The second of these conditions will permit FINMA to refuse recognition to EU trading venues as long as the EU Commission does not extend the equivalence assessment for SIX Swiss Exchange and BX Swiss. FINMA may grant recognition to foreign trading venues under the Ordinance either on request or without a request (which it is expected to do for all relevant non-EU trading venues before the end of 2018), and is mandated to publish a list of all such recognized venues. The Federal Department of Finance, in turn, publishes a list of the jurisdictions that fail the non-restriction condition of article 2(1)(b) the Ordinance. Currently, this list refers to all Member States of the EU (including the United Kingdom, pending Brexit).

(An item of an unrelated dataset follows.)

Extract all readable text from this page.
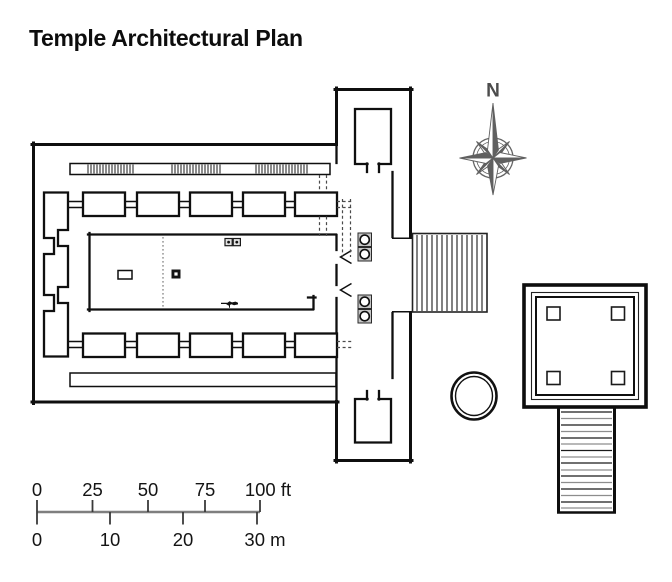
Temple Architectural Plan
N
0 25 50 75 100 ft
0	10	20	30 m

What the Ordinance is intended to achieve

The Ordinance is not intended to work as a retaliatory measure or even, strictly speaking, as a countermeasure, but rather as a remedy to ensure indirectly that EU investment firms may continue to trade Swiss shares on Swiss stock exchanges despite a possible expiry of the equivalence recognition. This aim may be achieved in two ways:

If, as of 1 January 2019, all EU trading venues where Swiss shares listed in Switzerland have previously been traded cease to permit such trading (with the possible exception of 'grandfathered' listings on regulated markets), thereby complying with the Ordinance, then the trading restriction of article 23(1) MiFIR will no longer apply to EU investment firms, because the Swiss shares are no longer "admitted to trading on a regulated market or traded on a trading venue" in the EU (except for any 'grandfathered' dual-listed shares). To avoid any substantial inconvenience for EU investment firms who would need to access Swiss trading venues directly, the Ordinance provides some facilitation for foreign firms that newly become participants of Swiss trading venues in that connection, to allow them to obtain the requisite FINMA licence on a temporary basis with phased-in compliance with record keeping and reporting duties. If such full compliance by EU trading venues is not achieved and some trading in Swiss shares persists, then EU investment firms will need to consider whether they are permitted to continue trading on Swiss stock exchanges under the exception provided by article 23(1)(a) MiFIR in respect of "non-systematic, ad-hoc, irregular and infrequent" trading. Prior guidance by ESMA (see above) appears to support the understanding that it is sufficient, for this exception to apply, that the trading of Swiss shares in the EU is non-systematic etc.; this is in line with a view expressed by the EU Commission (in a press release of 13 December 2017) that the trading obligation presupposes that trading in the EU constitutes a significant percentage of a share's global trading volume. It is therefore expected that EU investment firms will conclude that, if the levels of trading in Swiss shares on EU trading venues (or OTC within the EU) have decreased so as to appear non-systematic, irregular and infrequent, the firms will still be permitted under MiFIR to execute their trades on the Swiss stock exchange where the shares have their primary listing and where trading in them is most liquid. The trading of EU-based issuers' shares on Swiss trading venues will, however, remain restricted for EU trading firms under article 23(1) MiFIR.